Da es ab und zu in den Wolken steckt, ist das Jungfraujoch auch ein idealer Ort, um die Interaktion zwischen Aerosolen und Wolken zu erforschen. Unter der Bezeichnung CLACE (Cloud and Aerosol Characterization Experiment) finden immer wieder grossangelegte Messkampagnen mit internationaler Beteiligung statt. Dazu untersucht die Wissenschaft, wie die Aerosolpartikel in Abhängigkeit ihrer physikalischen und chemischen Eigenschaften die Wolken verändern.
Die Messungen werden durch Fernerkundungsmethoden ergänzt. MeteoSchweiz untersucht damit die vertikale Verteilung der Aerosole, und die ETH Zürich erforscht die Rolle von Aerosolen bei der Bildung von Eis in den hochgelegenen Zirruswolken.
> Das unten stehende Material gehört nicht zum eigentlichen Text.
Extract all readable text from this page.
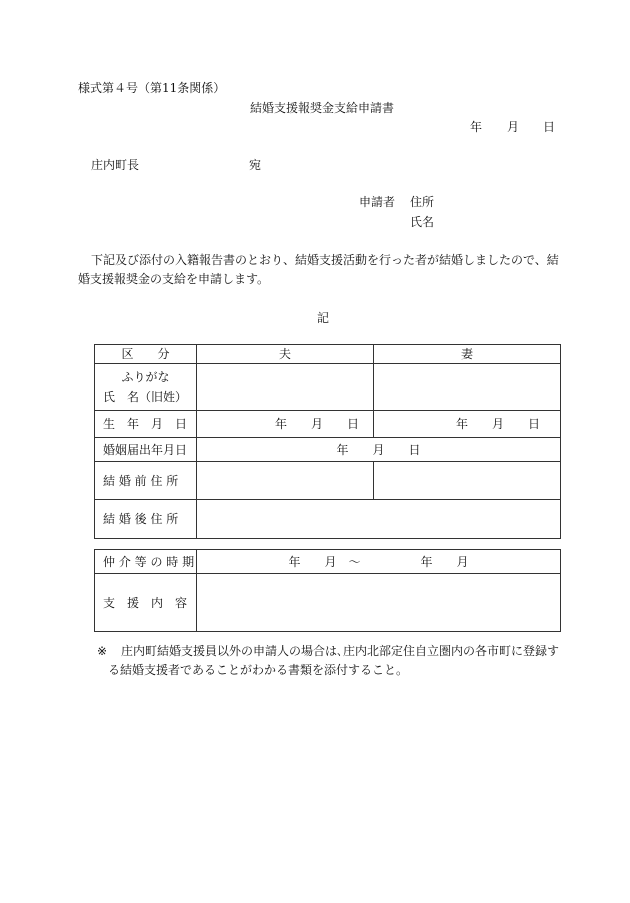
様式第４号（第11条関係）
結婚支援報奨金支給申請書
年 月 日
庄内町長	宛
申請者 住所
氏名
下記及び添付の入籍報告書のとおり、結婚支援活動を行った者が結婚しましたので、結
婚支援報奨金の支給を申請します。
記
区　　分	夫	妻

ふりがな
氏　名（旧姓）		

生　年　月　日	年　　月　　日	年　　月　　日
婚姻届出年月日	年　　月　　日	
結 婚 前 住 所		
結 婚 後 住 所		
仲 介 等 の 時 期	年　　月　～　　　　　年　　月
支　援　内　容	
※ 庄内町結婚支援員以外の申請人の場合は､庄内北部定住自立圏内の各市町に登録す
る結婚支援者であることがわかる書類を添付すること。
Monitoring der Radioaktivität und der kosmischen Strahlung
Das Bundesamt für Gesundheit (BAG) betreibt ein automatisches Luftradioaktivitäts Monitoring System in der Forschungsstation auf dem Jungfraujoch. Dieser Monitor ist Teil des RADAIR Netzwerkes – ein zuverlässiges Instrument zur schnellen und automatischen Messung einer allfälligen gefährlichen Zunahme der Radioaktivität in der Luft. Die Detektionslimite für die künstliche Betastrahlung auf dem Jungfraujoch ist aufgrund der sehr tiefen Konzentration an Radon Töchterprodukten auf dieser Höhe sehr gering.
Auf dem Jungfraujoch werden durch die Universität Bern zwei standardisierte Neutronemonitore zum Monitoring der sekundären kosmischen Strahlung in der Atmosphäre betrieben. Aus den Messungen des weltweiten Netzwerkes von Neutronenmonitoren lassen sich die Variation des primären kosmischen Strahlungsfluss in Erdnähe und ihr Energiespektrum bestimmen. Die kosmische Strahlung trägt zur ionisierenden Strahlung auf der Erde bei und ihr Beitrag nimmt mit zunehmender Höhe über Grund zu. Die Strahlendosisrate durch die kosmische Strahlung beträgt auf einer typischen Flughöhe von 10 km ungefähr 5 µSv/h.
Medizin
Die Auswirkungen eines Aufenthalts im Hochgebirge auf den menschlichen Körper interessieren die Forschenden seit Langem. Das Thema zählte denn auch zu den ersten, die in der Hochalpinen Forschungsstation untersucht wurden. Durch ihre Lage auf rund 3500 m Höhe ist sie für medizinische Untersuchungen dieser Art prädestiniert. Kommt dazu, dass die Station dank der Jungfraubahn auch für nicht berggängige Versuchspersonen problemlos erreichbar ist. Verschiedene Forschungsgruppen befassten sich in jüngster Zeit beispielsweise mit der Frage, unter welchen Bedingungen sich Menschen mit geschwächtem Organismus in der Höhe aufhalten dürfen. Forscher des Berner Inselspitals etwa wollten wissen, ob Herzpatienten eine Höhe von über 3000 m ü. M. zumutbar ist.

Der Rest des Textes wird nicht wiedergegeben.